An aid convoy bound for Gaza has been stalled at the Libya-Egypt border for more than a week having been turned away by the Egyptian authorities. The Ministry of Foreign Affairs released a statement on Tuesday announcing that Egypt has granted the convoy permission to enter Gaza through the Rafah border crossing.
According to Laura Stuart, a volunteer assisting the convoy, the convoy leader has been waiting at the Libyan side of the Salloum border crossing for more than a week.
The ministry statement “granted approval for the convoy’s application” and pledged to continue its cooperation with the convoy to help deliver the aid to Gaza. The ministry has granted the convoy permission to access the port of Al-Arish via sea and land.
As the convoy cannot travel through the border crossing, the alternatives are land or air travel. “It is not feasible to hire a ship and an airplane to carry the convoy vehicles and passengers to Al-Arish from Libya. They have been quoted £60,000 to do that,” Stuart said.
“It looks as though some elements of Egypt’s security are still following an out-dated policy of non-cooperation with the aid convoy’s request to drive through Egypt,” said Stuart.

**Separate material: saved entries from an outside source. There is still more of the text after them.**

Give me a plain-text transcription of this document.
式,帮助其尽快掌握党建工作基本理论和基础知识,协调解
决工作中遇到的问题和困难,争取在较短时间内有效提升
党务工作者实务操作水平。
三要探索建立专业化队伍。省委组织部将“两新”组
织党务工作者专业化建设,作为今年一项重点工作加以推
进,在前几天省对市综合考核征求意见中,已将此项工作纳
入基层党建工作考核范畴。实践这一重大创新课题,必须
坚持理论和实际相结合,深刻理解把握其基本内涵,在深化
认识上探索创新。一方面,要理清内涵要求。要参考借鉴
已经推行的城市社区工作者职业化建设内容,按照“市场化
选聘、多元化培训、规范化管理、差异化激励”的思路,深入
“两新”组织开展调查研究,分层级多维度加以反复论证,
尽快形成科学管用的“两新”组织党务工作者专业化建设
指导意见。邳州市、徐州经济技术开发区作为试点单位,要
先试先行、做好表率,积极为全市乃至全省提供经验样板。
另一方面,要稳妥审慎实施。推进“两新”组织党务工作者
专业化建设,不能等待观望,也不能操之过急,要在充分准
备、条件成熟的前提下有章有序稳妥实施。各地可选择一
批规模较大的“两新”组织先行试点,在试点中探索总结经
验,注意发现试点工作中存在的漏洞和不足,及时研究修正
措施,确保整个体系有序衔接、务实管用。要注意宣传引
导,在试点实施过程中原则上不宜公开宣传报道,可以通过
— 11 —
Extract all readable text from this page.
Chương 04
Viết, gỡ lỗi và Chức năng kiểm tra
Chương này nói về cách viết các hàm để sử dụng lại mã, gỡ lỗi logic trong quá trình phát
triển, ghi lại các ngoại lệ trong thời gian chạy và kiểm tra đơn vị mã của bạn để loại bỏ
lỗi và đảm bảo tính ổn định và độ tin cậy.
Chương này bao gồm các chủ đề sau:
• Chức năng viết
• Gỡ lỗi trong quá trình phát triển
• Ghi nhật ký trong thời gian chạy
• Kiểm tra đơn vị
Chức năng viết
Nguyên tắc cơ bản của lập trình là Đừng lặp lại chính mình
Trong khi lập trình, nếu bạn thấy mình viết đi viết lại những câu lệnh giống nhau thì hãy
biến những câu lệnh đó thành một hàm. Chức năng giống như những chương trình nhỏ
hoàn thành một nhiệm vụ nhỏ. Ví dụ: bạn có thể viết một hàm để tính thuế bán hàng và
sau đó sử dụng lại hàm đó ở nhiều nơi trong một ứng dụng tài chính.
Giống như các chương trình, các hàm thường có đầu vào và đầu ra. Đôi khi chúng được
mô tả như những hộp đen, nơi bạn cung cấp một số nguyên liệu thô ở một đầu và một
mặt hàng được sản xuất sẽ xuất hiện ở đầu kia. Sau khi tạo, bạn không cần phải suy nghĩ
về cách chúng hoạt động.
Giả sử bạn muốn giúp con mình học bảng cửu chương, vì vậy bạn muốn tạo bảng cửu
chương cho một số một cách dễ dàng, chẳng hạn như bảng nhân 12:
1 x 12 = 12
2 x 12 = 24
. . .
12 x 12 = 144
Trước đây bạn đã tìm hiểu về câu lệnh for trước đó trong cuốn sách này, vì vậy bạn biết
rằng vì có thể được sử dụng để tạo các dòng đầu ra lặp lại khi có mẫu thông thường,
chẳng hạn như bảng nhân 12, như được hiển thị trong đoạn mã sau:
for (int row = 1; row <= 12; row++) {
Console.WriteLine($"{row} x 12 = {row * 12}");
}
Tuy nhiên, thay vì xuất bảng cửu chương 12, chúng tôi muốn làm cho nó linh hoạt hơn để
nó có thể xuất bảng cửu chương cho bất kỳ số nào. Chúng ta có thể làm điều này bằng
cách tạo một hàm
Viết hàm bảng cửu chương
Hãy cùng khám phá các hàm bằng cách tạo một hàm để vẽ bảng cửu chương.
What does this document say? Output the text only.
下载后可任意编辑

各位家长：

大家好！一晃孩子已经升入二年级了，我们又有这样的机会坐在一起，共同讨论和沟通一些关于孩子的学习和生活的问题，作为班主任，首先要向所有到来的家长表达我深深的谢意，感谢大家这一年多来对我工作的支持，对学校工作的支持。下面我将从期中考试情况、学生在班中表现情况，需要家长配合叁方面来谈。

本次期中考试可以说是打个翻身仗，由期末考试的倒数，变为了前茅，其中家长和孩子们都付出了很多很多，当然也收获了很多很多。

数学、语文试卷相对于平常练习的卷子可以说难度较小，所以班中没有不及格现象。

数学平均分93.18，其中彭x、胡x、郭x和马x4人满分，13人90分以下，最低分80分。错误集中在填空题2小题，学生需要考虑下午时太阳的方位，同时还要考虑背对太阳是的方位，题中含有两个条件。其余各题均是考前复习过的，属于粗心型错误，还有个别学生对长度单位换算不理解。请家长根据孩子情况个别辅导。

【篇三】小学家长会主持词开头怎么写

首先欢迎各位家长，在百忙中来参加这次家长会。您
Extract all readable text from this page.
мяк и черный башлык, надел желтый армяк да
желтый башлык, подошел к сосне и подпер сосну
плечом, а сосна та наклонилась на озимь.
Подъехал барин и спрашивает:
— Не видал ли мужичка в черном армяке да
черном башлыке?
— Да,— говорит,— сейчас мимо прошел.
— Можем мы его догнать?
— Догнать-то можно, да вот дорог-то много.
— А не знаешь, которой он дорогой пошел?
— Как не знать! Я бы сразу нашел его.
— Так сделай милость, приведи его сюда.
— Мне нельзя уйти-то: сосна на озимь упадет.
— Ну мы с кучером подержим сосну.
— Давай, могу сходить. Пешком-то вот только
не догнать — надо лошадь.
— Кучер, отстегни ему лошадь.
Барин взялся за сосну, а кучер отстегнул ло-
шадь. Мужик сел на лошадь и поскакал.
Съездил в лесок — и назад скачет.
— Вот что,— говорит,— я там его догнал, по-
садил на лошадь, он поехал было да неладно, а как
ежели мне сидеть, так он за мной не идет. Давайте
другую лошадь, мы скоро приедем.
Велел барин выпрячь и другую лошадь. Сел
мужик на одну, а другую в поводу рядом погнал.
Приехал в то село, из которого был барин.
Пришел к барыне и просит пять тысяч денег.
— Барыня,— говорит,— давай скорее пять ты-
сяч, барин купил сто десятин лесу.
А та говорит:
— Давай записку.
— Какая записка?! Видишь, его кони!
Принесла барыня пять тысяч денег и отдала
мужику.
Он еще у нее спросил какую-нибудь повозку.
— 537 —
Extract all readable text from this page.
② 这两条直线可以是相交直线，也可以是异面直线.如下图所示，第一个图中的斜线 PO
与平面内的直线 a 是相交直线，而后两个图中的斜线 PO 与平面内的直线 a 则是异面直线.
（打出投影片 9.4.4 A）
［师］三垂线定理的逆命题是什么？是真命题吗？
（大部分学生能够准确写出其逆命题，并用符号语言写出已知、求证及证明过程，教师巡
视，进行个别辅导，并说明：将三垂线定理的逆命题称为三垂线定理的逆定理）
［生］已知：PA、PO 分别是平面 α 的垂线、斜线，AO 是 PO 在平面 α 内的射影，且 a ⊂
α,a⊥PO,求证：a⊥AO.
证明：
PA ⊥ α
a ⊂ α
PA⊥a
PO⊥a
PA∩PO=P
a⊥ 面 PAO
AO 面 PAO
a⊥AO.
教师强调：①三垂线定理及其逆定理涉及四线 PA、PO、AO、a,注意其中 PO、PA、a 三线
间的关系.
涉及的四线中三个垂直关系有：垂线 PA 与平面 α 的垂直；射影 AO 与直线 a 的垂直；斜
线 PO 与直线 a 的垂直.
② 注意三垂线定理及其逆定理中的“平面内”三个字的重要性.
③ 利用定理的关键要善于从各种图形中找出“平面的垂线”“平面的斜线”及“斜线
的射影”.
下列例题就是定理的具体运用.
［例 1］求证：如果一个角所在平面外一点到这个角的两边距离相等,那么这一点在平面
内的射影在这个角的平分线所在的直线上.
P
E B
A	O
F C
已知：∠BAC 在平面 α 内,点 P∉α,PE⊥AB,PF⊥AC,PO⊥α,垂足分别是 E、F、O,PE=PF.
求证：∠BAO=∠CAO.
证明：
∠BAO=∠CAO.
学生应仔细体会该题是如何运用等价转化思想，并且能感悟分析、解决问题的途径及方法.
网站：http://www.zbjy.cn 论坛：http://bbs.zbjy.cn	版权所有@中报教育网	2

She reported that the convoy has decreased in size because of the delay caused by the Egyptian authorities. Some members “have reluctantly had to leave and go home because of work or family needs”. She added that many members of the convoy are still in Libya waiting to enter Egypt. “I believe these people consider it a matter of personal honour to ensure that the aid and vehicles reach the people of Gaza so are prepared to sit out the wait for permission to enter Egypt,” she said.
Stuart said that the convoy has travelled through the UK, France, Spain, Morocco, Algeria, Tunisia and Libya. She said the convoy was often provided with police escorts in North African countries and “met by welcoming committees with an interest in human rights and humanitarian aid work, plus the ordinary citizens of those countries who feel so sad about what the Palestinians have to endure”.
Many members of the convoy were part of the Freedom Flotilla raided by the Israeli Defence Forces in 2010. The raid ended with the death of nine activists and many injuries.
The group used its Facebook page to encourage people to contact the Egyptian authorities to demand the convoy be allowed into Egypt. “We appeal to those in a position to make the plight of the aid convoy known to the leadership in Egypt to please do so,” Stuart said.